It's Holy Week, and so perhaps it's appropriate to think about olives and Palestine and the garden of Gethsemani -- but also about spring, and light on silver leaves. Over the weekend I did another gouache sketch in a toned-paper sketchbook, this time of an olive orchard we drove through in Sicily, one of many we saw, in the hills near Selinunte. It was actually harvest time, and we followed a small truck, laden with many boxes of large, just-picked olives, up a long winding road to a town at the top. There we saw a huge olive-processing plant, and many tents, occupied by migrant workers, all of whom were black, and, I suspect, refugees from Africa. I won't forget the sight of another truck we passed on the way back down, driven by a white man, but completely loaded with young black men hanging off the sides. Or the two young men walking their bicycles back up the hill toward the town - an impossible ride, because of the steepness.
But the olive orchards are sheer beauty. I fell in love with olive trees in Sicily, from the young sinuous saplings, covered with tongue-tingling, tiny, bitter fruit in every shade from grey to green to black, to the extremely old, twisted trees: noble and venerable elders that one sees, sometime in the middle of pastures or near an ancient temple, some of which have lived for centuries.
I'm familiar with the olive varieties that we buy in the markets, but have no idea what the different types look like as trees, or how they are chosen for orchards and different micro-climates, but in their great variety, shimmering in the light, they all seemed extraordinary to me and extremely beautiful.

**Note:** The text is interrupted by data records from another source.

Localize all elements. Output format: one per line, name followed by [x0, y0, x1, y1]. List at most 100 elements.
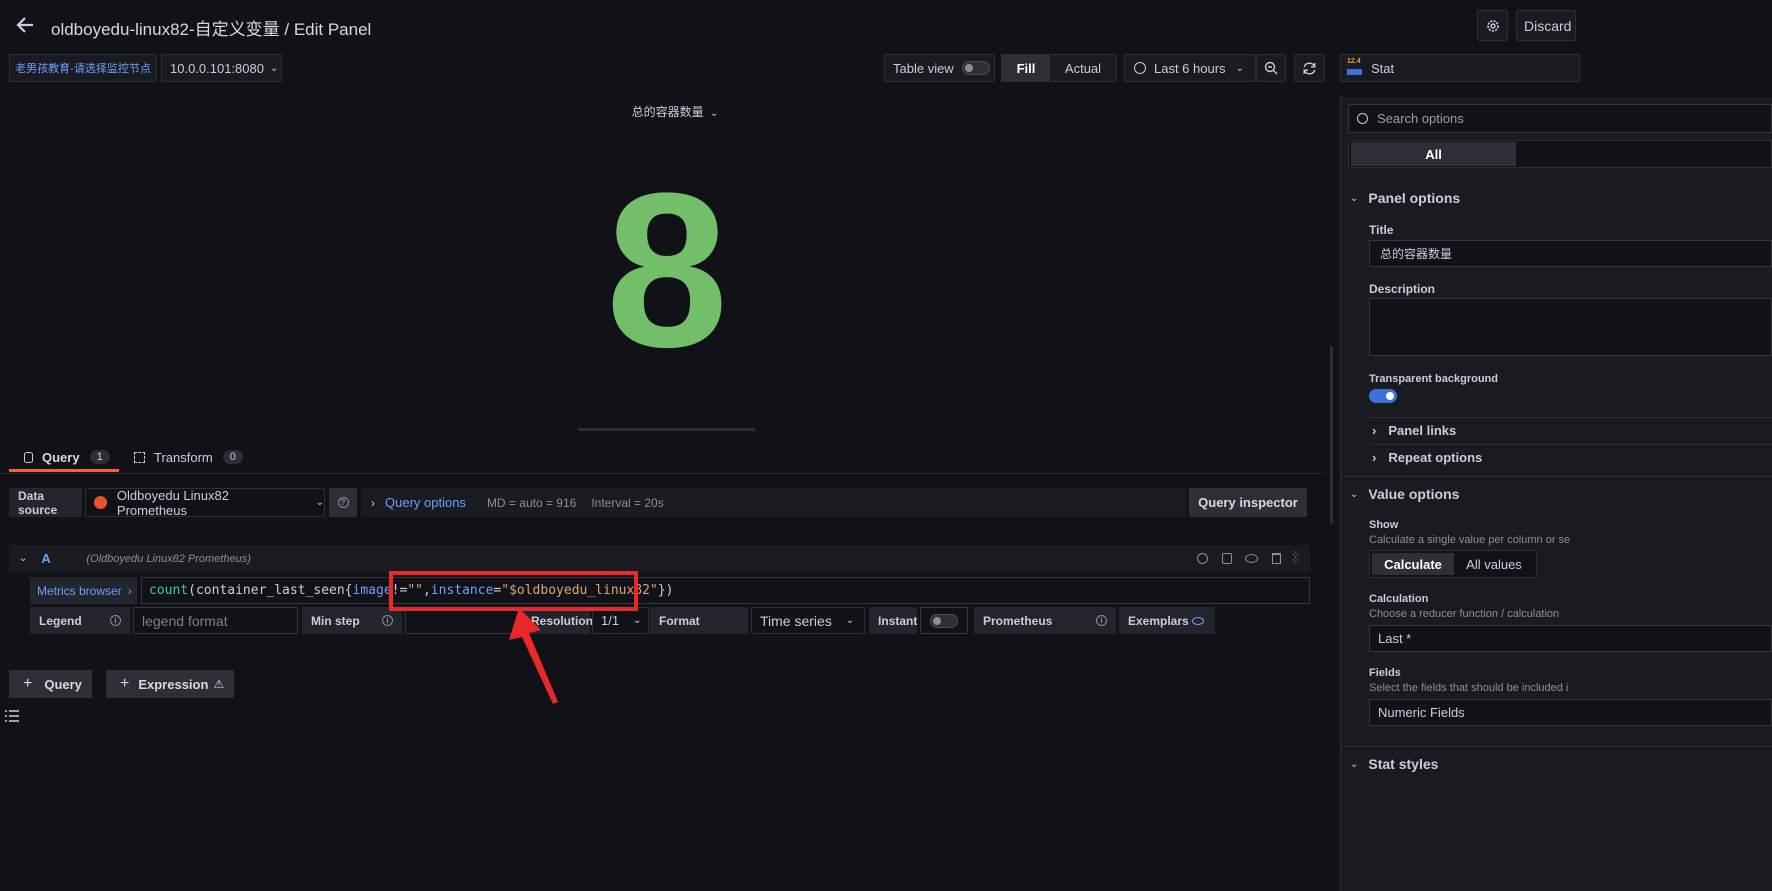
- panel-title-input[interactable]: 总的容器数量: [1369, 240, 1772, 267]
- panel-links-header[interactable]: › Panel links: [1372, 423, 1456, 438]
- exemplars-eye-icon[interactable]: [1192, 616, 1204, 625]
- warning-icon: ⚠: [213, 677, 225, 691]
- min-step-input[interactable]: [405, 607, 520, 634]
- title-option-label: Title: [1369, 223, 1394, 237]
- zoom-out-icon: [1264, 61, 1278, 75]
- chevron-down-icon: ⌄: [269, 62, 279, 74]
- query-ds-name: (Oldboyedu Linux82 Prometheus): [86, 552, 251, 565]
- plus-icon: +: [120, 675, 130, 692]
- gear-icon: [1486, 19, 1499, 32]
- collapse-chevron-icon[interactable]: ⌄: [19, 553, 27, 564]
- panel-resize-handle[interactable]: [578, 428, 755, 431]
- panel-description-textarea[interactable]: [1369, 298, 1772, 356]
- query-row-header: ⌄ A (Oldboyedu Linux82 Prometheus): [9, 545, 1310, 572]
- calculation-option-label: Calculation: [1369, 593, 1429, 605]
- chevron-down-icon: ⌄: [1350, 192, 1359, 204]
- chevron-down-icon: ⌄: [1350, 488, 1359, 500]
- calculation-select[interactable]: Last *: [1369, 625, 1772, 652]
- stat-styles-header[interactable]: ⌄ Stat styles: [1350, 756, 1438, 772]
- chevron-down-icon: ⌄: [709, 108, 719, 119]
- query-options-bar[interactable]: › Query options MD = auto = 916 Interval…: [361, 488, 1186, 517]
- legend-format-input[interactable]: legend format: [133, 607, 298, 634]
- datasource-picker[interactable]: Oldboyedu Linux82 Prometheus ⌄: [85, 488, 325, 518]
- calculation-option-desc: Choose a reducer function / calculation: [1369, 608, 1560, 620]
- query-count-badge: 1: [89, 450, 110, 464]
- table-view-switch[interactable]: [961, 61, 990, 75]
- repeat-options-header[interactable]: › Repeat options: [1372, 450, 1482, 465]
- search-options-input[interactable]: Search options: [1348, 104, 1772, 133]
- transparent-bg-label: Transparent background: [1369, 373, 1498, 385]
- divider: [1369, 417, 1772, 418]
- annotation-arrow: [509, 608, 558, 704]
- info-icon[interactable]: i: [382, 615, 393, 626]
- query-ref-id[interactable]: A: [41, 551, 86, 566]
- zoom-out-button[interactable]: [1256, 54, 1286, 82]
- back-arrow-icon[interactable]: [14, 14, 36, 36]
- prometheus-icon: [94, 496, 107, 509]
- table-view-toggle[interactable]: Table view: [884, 54, 995, 82]
- panel-options-header[interactable]: ⌄ Panel options: [1350, 190, 1460, 206]
- refresh-icon: [1303, 62, 1316, 74]
- transparent-bg-switch[interactable]: [1369, 389, 1397, 403]
- settings-button[interactable]: [1477, 10, 1508, 41]
- page-title: oldboyedu-linux82-自定义变量 / Edit Panel: [51, 20, 372, 39]
- chevron-right-icon: ›: [371, 495, 375, 510]
- instant-switch[interactable]: [930, 613, 958, 628]
- fields-option-label: Fields: [1369, 667, 1401, 679]
- resolution-select[interactable]: 1/1 ⌄: [592, 607, 649, 634]
- add-expression-button[interactable]: + Expression ⚠: [106, 670, 234, 698]
- query-history-list-icon[interactable]: [4, 708, 20, 724]
- format-label: Format: [650, 607, 748, 634]
- promql-query-editor[interactable]: count (container_last_seen{image != "", inst…: [141, 577, 1310, 604]
- search-icon: [1357, 113, 1368, 124]
- datasource-help-button[interactable]: ?: [329, 488, 357, 517]
- database-icon: [24, 451, 33, 463]
- drag-handle-icon[interactable]: ⁘ ⁘: [1291, 550, 1300, 567]
- divider: [1369, 444, 1772, 445]
- legend-label: Legend i: [30, 607, 130, 634]
- show-radio-group: Calculate All values: [1369, 550, 1537, 578]
- tab-query[interactable]: Query 1: [9, 445, 119, 472]
- instant-toggle-cell: [920, 607, 968, 634]
- fields-option-desc: Select the fields that should be include…: [1369, 682, 1569, 694]
- transform-icon: [134, 451, 145, 463]
- show-option-desc: Calculate a single value per column or s…: [1369, 534, 1571, 546]
- time-range-picker[interactable]: Last 6 hours ⌄: [1124, 54, 1256, 82]
- visualization-picker[interactable]: 12.4 Stat: [1340, 54, 1580, 82]
- show-calculate-option[interactable]: Calculate: [1372, 553, 1454, 575]
- help-icon[interactable]: [1197, 553, 1208, 564]
- discard-button[interactable]: Discard: [1516, 10, 1576, 41]
- info-icon[interactable]: i: [1096, 615, 1107, 626]
- stat-viz-icon: 12.4: [1347, 58, 1363, 76]
- delete-query-trash-icon[interactable]: [1272, 553, 1281, 564]
- fill-actual-group: Fill Actual: [1001, 54, 1117, 82]
- pane-scrollbar[interactable]: [1330, 346, 1333, 524]
- chevron-down-icon: ⌄: [1235, 62, 1244, 74]
- fill-button[interactable]: Fill: [1002, 55, 1050, 81]
- info-icon[interactable]: i: [110, 615, 121, 626]
- options-tab-all[interactable]: All: [1351, 142, 1516, 166]
- section-divider: [1340, 476, 1772, 477]
- plus-icon: +: [23, 675, 33, 692]
- query-area-divider: [0, 473, 1325, 474]
- chevron-down-icon: ⌄: [1350, 758, 1359, 770]
- value-options-header[interactable]: ⌄ Value options: [1350, 486, 1459, 502]
- prometheus-type-label: Prometheus i: [974, 607, 1116, 634]
- format-select[interactable]: Time series ⌄: [751, 607, 865, 634]
- show-all-values-option[interactable]: All values: [1454, 557, 1534, 572]
- refresh-button[interactable]: [1294, 54, 1325, 82]
- duplicate-query-icon[interactable]: [1222, 553, 1232, 564]
- fields-select[interactable]: Numeric Fields: [1369, 699, 1772, 726]
- exemplars-label: Exemplars: [1119, 607, 1215, 634]
- panel-title[interactable]: 总的容器数量 ⌄: [560, 103, 790, 120]
- actual-button[interactable]: Actual: [1050, 55, 1116, 81]
- chevron-right-icon: ›: [127, 583, 132, 598]
- hide-query-eye-icon[interactable]: [1245, 554, 1258, 563]
- add-query-button[interactable]: + Query: [9, 670, 92, 698]
- metrics-browser-button[interactable]: Metrics browser ›: [30, 577, 137, 604]
- transform-count-badge: 0: [222, 450, 243, 464]
- query-inspector-button[interactable]: Query inspector: [1189, 488, 1307, 517]
- section-divider: [1340, 746, 1772, 747]
- tab-transform[interactable]: Transform 0: [134, 445, 254, 469]
- variable-select[interactable]: 10.0.0.101:8080 ⌄: [161, 54, 282, 82]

I saw for the first time, first-hand, why the precious olive became the symbol of victory and peace, and the symbol of grey-eyed Athena, always my favorite goddess and the particular patron of Athens and the Greeks.
So I've been starting to draw and paint them a bit, wishing I could go back and sit in the grass with my sketchbook. What is the essence of the olive tree? Van Gogh knew; I'm just beginning to learn.
Beth, it's interesting that you've translated the olive trees and their landscape in a soft, gentle visual language. The sun-stroked hardness or bony structure doesn't play a major role in your version as it did, for instance, to Van Gogh. Apart from technical considerations, such as the medium of watercolour or that you're working (I assume)from photos, I wonder how much the whole complex process of seeing and translating what one sees into any visual or verbal form is influenced by what one is familiar with, built into one's DNA as it were? I guess I'm just stating the obvious: that no two people see any thing in the same way. But it's a question I often ask myself concerning the process of looking/drawing/painting figuratively - i.e. 'from life'.
Posted by: Natalie | March 27, 2018 at 10:25 PM
I am reminded of Van Gogh's letter to Emile Bernard:
So right now I'm working in the olive grove in search of all sorts of effects of grey sky against yellow soil, with a grey-green hue in the foliage, and then again with the soil and the leaves all purple against a yellow sky, or a red-ochre soil and green-pink sky. Yes, I do find that more interesting than the above-named abstractions.
and
I am telling you about these canvases, and about the first one in particular, to remind you that one can express anguish without making direct reference to the actual Gethsemane, and that there is no need to portray figures from the Sermon on the Mount in order to express a comforting and gentle motif.
Posted by: Marly Youmans | March 29, 2018 at 11:12 AM
Natalie, yes, I'm sure we all have a built-in "filter" that affects how we see and what we see, though I try to clear that as much as I can! This partcular landscape WAS soft, and in the late afternoon light, all we could see were rows of silvery light green leaves; the branches and trunks were very secondary. In this place I also had a vantage point that looked down on the orchard, making the tops of the trees dominant, while Van Gogh often sat (I think) on the ground, looking up into the branches or down the rows, which would have emphasized the wood and twisted trunks. And of course, he was tormented in ways I am not and found echoes of his struggle in nature. Like you say, no two people see "Life" the same way, either in art or in daily existence. Thanks for your thoughts here.
Marly, yes, exactly. Thank you very much for these quotes. I read Van Gogh's poignant and honest letters a long time ago and they've stayed with me. I feel an affinity even though, as I wrote in response to Natalie, we're very different people.
Posted by: Beth | March 29, 2018 at 01:40 PM
The French edition of Van Gogh's letters to Theo has been with me for so long it's falling to pieces, the pages are yellowed and brittle but Vincent's strength and integrity still shines through. I don't think any other artist has left such a profound and personal legacy, not necessarily only through his art but as a human being. I don't mean to put him on a pedestal or to say that his paintings are 'greater' than x, y or z but there is something unique about the directness in which his inner life coalesced into his work, as if injected into the bloodstream-paint.